Court: Providers May Charge Third Parties More for PHI; OCR Guidance Not Based on Rule

Providers are now free to charge law firms, life insurance companies and other third parties more money than they charge patients for protected health information under HIPAA and the Health Information Technology for Economic and Clinical Health (HITECH) Act[1] in the wake of a Jan. 23 decision[2] from the U.S District Court for the District of Columbia. In Ciox Health, LLC vs. Azar, et al., the court voided the third-party directive in 2016 guidance from the HHS Office for Civil Rights (OCR) as well as a provision from the 2013 Omnibus Rule that interpreted the HITECH Act. The provision required covered entities to deliver protected health information (PHI) in all formats, electronic and otherwise, to third parties at a patient’s request, but the court ruled that HHS strayed too far from the statute.

“Returning to charging higher rates to third parties is now an option” if it’s allowed by state law, said Richelle Marting, an attorney in Overland Park, Kansas. Providers are not obligated to change their rates, and an HHS appeal may be on the horizon, she said.

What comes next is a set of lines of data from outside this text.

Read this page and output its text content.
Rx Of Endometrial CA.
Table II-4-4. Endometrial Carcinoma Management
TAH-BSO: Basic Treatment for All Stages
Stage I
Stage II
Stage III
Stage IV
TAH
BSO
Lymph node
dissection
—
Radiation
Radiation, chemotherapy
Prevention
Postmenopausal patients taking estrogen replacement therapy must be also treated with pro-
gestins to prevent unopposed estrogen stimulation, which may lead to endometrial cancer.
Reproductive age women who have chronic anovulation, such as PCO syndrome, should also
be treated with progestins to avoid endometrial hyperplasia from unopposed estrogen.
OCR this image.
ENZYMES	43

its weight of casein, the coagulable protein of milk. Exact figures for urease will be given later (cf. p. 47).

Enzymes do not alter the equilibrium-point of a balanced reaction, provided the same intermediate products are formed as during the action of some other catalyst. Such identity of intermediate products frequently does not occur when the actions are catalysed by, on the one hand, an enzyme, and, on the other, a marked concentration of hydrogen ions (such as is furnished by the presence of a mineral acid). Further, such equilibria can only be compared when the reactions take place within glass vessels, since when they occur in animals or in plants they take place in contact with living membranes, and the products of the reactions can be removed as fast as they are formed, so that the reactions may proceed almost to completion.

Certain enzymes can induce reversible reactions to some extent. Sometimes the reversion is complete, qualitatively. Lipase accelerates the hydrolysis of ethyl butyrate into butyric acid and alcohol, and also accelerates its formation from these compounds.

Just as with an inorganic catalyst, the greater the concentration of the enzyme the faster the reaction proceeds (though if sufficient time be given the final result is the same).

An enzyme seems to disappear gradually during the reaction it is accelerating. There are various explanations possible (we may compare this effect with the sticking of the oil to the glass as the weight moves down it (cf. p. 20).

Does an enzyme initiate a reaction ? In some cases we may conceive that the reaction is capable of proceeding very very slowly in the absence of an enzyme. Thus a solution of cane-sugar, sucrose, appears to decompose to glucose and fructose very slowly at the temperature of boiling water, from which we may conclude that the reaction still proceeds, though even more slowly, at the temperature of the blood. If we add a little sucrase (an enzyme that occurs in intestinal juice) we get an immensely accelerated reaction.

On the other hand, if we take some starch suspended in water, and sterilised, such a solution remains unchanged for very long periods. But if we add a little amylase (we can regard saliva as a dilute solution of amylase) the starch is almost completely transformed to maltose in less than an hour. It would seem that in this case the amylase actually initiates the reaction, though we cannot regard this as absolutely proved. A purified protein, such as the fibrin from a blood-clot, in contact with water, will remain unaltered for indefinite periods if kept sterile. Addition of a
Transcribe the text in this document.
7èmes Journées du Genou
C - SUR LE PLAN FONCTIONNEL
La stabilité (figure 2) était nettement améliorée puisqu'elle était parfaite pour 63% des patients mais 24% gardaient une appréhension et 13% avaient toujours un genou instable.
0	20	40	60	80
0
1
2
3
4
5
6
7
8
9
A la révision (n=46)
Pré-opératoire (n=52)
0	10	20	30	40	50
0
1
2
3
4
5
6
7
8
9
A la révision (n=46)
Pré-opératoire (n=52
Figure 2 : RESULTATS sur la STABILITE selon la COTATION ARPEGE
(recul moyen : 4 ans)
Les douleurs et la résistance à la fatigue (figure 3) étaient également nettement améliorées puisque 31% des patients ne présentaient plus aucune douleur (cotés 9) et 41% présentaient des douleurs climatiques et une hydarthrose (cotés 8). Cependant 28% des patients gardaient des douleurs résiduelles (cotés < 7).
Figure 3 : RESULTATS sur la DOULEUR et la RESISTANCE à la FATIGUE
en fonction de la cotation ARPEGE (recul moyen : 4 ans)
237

The court decision resolves, for now, a battle between Ciox Health, a medical records release company, and OCR over how much money covered entities (e.g., hospitals) and their business associates can charge patients and third parties for medical records, and again pushed back at the enforcement of guidance that isn’t rooted in notice-and-comment rulemaking. OCR emphasized in a statement that the right of patients to access their own records and limits on associated charges remain “undisturbed.”